Thanks for updating that in the new patch.
 
> > The rw_load_count comes from the new check_elf_and_get_rw_loads.
> > Which tries to get an elf image from the file descriptor and traverses
> > the phdrs looking for PT_LOAD RW mappings, with this funny counter
> > example:
> > 
> >    /*
> >     * Hold your horses
> >     * Just because The ELF file contains 2 RW PT_LOAD segments it
> >     * doesn't mean that Valgrind will also make 2 calls to
> >     * VG_(di_notify_mmap). If the stars are all aligned
> >     * (which usually means that the ELF file is the client
> >     * executable with the segment offset for the
> >     * second PT_LOAD falls exactly on 0x1000) then the NSegements
> >     * will get merged and VG_(di_notify_mmap) only gets called once. */
> >    if (*rw_load_count == 2 &&
> >        ehdr_m.e_type == ET_EXEC &&
> >        a_phdr.p_offset == VG_PGROUNDDN(a_phdr.p_offset) )
> >    {
> >       *rw_load_count = 1;
> >    }
> > 
> > I assume in that case ld.so merges the mmap request into one?
> 
> No it's Valgrind that merges the NSegements, as above.
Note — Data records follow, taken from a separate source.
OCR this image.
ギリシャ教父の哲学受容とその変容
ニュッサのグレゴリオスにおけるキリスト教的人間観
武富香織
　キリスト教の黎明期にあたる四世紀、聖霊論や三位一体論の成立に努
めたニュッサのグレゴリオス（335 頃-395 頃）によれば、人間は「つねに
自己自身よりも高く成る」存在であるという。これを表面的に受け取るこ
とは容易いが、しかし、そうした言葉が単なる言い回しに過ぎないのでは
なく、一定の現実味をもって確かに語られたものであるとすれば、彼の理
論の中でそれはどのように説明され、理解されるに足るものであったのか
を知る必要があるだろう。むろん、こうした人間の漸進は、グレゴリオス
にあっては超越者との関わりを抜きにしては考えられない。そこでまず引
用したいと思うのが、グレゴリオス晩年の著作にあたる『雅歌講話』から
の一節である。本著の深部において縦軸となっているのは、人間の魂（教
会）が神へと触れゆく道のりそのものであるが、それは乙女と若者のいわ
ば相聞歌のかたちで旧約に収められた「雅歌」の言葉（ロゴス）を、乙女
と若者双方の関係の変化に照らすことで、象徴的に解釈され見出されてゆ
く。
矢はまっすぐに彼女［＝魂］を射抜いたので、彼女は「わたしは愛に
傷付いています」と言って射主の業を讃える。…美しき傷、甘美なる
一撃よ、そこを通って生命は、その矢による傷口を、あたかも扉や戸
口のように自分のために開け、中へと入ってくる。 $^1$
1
Right, this is the do_exec case. Thanks.
 
> Lastly, I thought that the code to handle either 1 or 2 segments in
> ML_(read_elf_debug_info) is a bit messy.
> 
> Do you have any ideas how it could be done more cleanly?

Yes, it is a bit messy, but I don't really have an idea to do is more cleanly.

I think the cleaned up patch is good to go.

But I am a little hesitant about the new varinfo5.stderr.exp-freebsd
Are you sure it is really correct now?

Are the differences really because of different debuginfo generated by clang vs gcc?
Or do we still get some addresses/offsets wrong?
Comment 19 Paul Floyd 2022-06-09 20:01:22 UTC
For the diffs, I see

1 scope problem
twice the following two
1 naming
1 static
1 paths + inlining

I haven't gone into it in detail. About half of the differences are reasonable.

I still want to keep this expected as it's the only one I know of that indicates problems reading debuginfo in shared libraries.